2) A minimal invasive operation with general anesthesia during which he'd abrade the protruding arthritic parts of the vertebrae with a diamond file. The operation isn't without risk. The orthopedist wanted o comfort me and said that less than one percent of the operations could result in problems. That's not a good ratio, I'd have liked one in 100.000 better. A mistake during the operation and paralysis (=wheelchair) can be the result. As this was the last treatment on offer, however, I decided to have it done. If I had done nothing, I'd also have ended in a wheelchair eventually. It's not advisable to wait too long as the nerves get damaged when they're squeezed in the nerve canal.


The operation lasted two hours because I had two near-closures in my lower spine and the membrane covering the nerves had become attached to the vertebrae, a lot of precision work was necessary. When I woke up from the general anesthesia, I could move my feet and wriggle my toes and knew that all had gone well, no nerves had accidentally been cut and I was saved. When the surgeon came to see me, he complained of muscle ache!

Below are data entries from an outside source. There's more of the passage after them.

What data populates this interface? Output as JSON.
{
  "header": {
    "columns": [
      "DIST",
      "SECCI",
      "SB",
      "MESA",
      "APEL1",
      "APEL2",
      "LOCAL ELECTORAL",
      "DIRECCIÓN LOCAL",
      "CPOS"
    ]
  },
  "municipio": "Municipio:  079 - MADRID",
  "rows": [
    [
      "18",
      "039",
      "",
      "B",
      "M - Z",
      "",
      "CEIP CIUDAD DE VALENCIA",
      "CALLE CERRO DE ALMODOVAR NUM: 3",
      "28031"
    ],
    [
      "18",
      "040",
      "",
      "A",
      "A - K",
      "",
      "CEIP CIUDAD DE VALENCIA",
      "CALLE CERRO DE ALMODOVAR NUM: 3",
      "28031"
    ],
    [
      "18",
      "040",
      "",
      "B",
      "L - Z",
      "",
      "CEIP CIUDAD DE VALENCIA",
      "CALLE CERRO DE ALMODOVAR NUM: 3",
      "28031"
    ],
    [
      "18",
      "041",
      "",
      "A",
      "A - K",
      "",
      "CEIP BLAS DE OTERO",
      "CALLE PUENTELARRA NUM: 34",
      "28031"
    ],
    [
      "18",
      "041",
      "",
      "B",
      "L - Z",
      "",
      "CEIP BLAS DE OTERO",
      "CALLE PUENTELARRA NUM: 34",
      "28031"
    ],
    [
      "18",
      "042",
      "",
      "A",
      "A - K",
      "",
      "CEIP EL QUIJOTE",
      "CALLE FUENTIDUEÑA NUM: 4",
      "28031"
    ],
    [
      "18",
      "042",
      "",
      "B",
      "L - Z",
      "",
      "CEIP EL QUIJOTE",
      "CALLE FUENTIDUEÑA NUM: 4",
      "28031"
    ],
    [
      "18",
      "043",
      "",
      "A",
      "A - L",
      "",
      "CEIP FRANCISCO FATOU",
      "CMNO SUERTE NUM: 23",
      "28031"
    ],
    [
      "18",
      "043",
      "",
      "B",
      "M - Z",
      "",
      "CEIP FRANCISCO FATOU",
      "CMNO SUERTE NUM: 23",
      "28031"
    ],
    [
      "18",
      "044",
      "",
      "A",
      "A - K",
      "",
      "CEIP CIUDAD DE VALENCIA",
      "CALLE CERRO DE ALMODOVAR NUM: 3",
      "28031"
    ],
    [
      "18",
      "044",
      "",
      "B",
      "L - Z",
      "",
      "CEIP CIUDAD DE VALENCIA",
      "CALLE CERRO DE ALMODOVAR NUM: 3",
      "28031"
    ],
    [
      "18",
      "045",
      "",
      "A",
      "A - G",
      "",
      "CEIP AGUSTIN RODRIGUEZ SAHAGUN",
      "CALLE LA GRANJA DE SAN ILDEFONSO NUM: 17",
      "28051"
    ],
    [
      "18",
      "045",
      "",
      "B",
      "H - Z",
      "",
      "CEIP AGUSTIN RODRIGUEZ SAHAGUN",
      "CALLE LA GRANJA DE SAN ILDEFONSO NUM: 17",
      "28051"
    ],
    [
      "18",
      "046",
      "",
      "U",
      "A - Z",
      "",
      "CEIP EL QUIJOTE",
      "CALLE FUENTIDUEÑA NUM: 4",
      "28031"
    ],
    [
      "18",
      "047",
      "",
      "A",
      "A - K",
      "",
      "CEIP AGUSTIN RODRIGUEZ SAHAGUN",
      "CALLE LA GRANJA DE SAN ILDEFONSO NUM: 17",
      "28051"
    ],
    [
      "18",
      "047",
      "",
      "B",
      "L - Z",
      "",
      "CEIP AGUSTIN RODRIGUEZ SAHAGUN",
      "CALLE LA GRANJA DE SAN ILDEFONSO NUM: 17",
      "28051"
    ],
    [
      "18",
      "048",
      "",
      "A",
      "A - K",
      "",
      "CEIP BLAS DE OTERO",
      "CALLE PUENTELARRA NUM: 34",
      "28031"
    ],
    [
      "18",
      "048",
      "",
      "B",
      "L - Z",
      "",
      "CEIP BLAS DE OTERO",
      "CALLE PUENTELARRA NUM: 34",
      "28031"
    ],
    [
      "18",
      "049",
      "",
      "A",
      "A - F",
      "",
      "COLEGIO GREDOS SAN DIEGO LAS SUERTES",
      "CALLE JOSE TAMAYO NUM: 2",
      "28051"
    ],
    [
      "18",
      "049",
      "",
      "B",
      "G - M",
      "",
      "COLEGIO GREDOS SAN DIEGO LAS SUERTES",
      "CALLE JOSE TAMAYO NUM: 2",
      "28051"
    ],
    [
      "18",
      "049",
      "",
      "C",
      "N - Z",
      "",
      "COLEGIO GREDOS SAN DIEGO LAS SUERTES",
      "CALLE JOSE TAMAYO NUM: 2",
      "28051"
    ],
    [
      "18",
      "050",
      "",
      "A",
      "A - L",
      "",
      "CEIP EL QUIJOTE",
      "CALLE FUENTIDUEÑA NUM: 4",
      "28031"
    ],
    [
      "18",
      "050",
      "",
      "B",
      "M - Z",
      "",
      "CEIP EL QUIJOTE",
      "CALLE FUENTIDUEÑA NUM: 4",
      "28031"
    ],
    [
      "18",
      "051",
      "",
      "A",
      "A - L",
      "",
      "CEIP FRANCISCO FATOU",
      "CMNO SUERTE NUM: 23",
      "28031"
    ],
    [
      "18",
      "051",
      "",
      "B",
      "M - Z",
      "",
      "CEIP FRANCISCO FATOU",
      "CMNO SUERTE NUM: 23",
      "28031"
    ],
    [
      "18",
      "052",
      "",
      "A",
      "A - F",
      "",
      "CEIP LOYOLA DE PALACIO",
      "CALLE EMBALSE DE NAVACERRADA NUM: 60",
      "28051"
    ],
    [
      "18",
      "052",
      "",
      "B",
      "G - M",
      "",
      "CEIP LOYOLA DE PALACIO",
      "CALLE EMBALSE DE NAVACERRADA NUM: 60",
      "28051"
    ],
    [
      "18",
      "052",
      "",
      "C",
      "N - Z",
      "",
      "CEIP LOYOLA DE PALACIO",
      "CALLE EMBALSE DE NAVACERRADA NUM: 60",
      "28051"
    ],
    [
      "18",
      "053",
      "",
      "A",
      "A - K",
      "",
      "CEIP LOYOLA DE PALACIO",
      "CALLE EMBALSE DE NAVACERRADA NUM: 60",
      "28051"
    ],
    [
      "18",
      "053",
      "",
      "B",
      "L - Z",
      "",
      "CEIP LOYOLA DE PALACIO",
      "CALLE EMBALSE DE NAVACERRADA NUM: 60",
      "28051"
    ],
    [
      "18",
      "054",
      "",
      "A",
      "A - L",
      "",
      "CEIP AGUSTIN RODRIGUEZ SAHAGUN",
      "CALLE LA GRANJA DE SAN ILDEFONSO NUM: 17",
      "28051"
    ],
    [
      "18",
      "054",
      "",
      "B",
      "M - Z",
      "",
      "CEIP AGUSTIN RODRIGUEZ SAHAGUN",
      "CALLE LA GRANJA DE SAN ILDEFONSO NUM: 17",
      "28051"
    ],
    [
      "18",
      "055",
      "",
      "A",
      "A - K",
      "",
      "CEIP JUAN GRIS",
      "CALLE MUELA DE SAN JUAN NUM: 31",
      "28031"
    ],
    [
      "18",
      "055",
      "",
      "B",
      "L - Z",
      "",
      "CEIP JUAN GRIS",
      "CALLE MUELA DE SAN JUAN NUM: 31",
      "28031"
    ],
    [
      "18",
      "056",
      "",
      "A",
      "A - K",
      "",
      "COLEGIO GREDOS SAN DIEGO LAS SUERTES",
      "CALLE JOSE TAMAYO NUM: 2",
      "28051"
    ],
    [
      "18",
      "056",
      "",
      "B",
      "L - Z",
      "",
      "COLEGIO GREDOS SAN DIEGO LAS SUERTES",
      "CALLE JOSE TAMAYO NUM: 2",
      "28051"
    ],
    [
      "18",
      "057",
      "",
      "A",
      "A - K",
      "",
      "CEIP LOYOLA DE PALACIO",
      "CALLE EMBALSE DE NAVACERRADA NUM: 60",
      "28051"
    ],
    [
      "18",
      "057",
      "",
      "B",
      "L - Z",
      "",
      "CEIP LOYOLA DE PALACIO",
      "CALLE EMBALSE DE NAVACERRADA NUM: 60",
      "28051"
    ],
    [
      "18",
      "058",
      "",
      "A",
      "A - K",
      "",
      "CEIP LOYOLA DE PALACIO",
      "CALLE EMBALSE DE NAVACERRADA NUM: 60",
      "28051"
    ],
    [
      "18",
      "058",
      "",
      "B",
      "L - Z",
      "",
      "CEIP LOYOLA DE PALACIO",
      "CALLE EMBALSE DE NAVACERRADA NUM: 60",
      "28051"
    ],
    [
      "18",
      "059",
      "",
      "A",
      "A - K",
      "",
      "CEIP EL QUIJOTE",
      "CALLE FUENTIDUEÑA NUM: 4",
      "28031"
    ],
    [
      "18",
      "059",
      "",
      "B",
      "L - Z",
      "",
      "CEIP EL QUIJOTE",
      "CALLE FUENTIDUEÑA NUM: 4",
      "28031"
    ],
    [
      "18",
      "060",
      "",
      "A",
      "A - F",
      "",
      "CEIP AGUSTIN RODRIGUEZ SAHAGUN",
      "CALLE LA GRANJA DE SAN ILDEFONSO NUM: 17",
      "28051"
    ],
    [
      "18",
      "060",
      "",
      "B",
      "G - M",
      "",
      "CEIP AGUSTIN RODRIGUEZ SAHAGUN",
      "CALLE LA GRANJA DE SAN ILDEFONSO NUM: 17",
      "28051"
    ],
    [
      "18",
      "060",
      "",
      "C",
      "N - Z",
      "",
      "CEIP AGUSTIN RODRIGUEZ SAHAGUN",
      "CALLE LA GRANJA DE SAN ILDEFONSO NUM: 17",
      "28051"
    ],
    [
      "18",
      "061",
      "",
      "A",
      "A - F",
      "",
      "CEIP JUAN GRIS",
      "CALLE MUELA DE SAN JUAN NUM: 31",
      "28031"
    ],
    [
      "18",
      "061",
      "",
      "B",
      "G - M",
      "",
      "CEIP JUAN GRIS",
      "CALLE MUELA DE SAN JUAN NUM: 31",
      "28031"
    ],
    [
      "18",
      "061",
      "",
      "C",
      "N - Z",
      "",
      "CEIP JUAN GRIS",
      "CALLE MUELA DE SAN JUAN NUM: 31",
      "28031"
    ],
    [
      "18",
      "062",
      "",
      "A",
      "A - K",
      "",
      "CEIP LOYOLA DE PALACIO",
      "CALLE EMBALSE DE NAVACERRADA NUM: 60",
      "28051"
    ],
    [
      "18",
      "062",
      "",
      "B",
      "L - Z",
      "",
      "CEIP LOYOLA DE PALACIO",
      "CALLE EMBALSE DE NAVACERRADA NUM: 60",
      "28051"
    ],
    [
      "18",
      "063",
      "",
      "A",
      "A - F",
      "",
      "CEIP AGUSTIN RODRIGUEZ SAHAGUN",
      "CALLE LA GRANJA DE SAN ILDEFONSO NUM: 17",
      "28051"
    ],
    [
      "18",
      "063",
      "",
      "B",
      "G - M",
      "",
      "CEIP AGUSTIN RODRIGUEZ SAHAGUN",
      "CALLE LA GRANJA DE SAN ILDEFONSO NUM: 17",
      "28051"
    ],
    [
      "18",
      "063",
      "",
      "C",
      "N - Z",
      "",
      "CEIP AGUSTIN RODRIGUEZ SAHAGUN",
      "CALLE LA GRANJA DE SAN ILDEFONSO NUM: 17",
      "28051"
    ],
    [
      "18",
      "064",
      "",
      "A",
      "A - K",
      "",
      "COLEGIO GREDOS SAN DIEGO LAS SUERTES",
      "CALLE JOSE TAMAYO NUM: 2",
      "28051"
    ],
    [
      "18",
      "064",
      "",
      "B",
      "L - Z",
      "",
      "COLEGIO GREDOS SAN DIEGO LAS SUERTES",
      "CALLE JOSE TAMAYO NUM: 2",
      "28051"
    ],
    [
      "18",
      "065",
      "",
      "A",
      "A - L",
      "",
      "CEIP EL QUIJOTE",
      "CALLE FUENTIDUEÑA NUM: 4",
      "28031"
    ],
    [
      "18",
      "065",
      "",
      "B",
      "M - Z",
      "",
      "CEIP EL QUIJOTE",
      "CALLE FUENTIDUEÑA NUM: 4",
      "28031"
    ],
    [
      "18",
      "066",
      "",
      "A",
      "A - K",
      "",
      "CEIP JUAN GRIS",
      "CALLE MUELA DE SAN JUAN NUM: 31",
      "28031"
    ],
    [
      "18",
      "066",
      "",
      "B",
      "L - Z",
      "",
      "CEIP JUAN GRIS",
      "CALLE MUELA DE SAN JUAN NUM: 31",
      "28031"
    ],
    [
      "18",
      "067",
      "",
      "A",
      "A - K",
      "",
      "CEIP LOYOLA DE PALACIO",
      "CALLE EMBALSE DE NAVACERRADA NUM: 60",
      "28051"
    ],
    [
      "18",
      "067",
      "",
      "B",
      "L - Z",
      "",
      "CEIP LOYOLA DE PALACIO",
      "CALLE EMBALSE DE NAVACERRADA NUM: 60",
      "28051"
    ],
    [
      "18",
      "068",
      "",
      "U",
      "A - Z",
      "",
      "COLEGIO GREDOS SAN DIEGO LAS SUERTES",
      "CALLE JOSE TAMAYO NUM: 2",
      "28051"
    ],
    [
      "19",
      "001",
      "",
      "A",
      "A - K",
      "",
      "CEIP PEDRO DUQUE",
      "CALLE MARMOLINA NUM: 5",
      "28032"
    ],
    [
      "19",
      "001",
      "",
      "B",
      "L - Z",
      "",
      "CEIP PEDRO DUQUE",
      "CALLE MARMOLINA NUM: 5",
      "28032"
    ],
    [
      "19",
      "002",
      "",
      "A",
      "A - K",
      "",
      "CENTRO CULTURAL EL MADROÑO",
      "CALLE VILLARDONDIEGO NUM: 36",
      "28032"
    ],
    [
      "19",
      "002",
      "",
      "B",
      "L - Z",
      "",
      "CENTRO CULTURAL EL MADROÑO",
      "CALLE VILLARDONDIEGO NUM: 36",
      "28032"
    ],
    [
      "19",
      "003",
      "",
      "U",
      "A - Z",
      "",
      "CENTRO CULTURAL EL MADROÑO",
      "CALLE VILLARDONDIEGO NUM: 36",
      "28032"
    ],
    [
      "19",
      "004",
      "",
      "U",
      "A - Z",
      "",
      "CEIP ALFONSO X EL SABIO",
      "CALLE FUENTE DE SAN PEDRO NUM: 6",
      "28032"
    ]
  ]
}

I experienced Spinal Stenosis as an irksome illness, not more. It didn't cause me unbearable pain but had a decidedly negative impact on my life and the lives of the people around me. I'm glad I took the risk of the operation and look forward to being able to walk as before. Should you or someone you know have the symptoms I've described at the beginning, find a specialist for spine problems, don't just go to any orthopedist. Find out how severe the condition is and don't lose time doing useless physiotherapy. It may alleviate the symptoms if they're still light, in my case the Spinal Stenosis was already so advanced that it was wasted time and money.


The orthopedist said that he couldn't work miracles and make me into a young deer again. This expression is used in German to describe a person who capers around merrily. As I wasn't a young deer before the operation, I'm content to be an elderly deer without walking problems.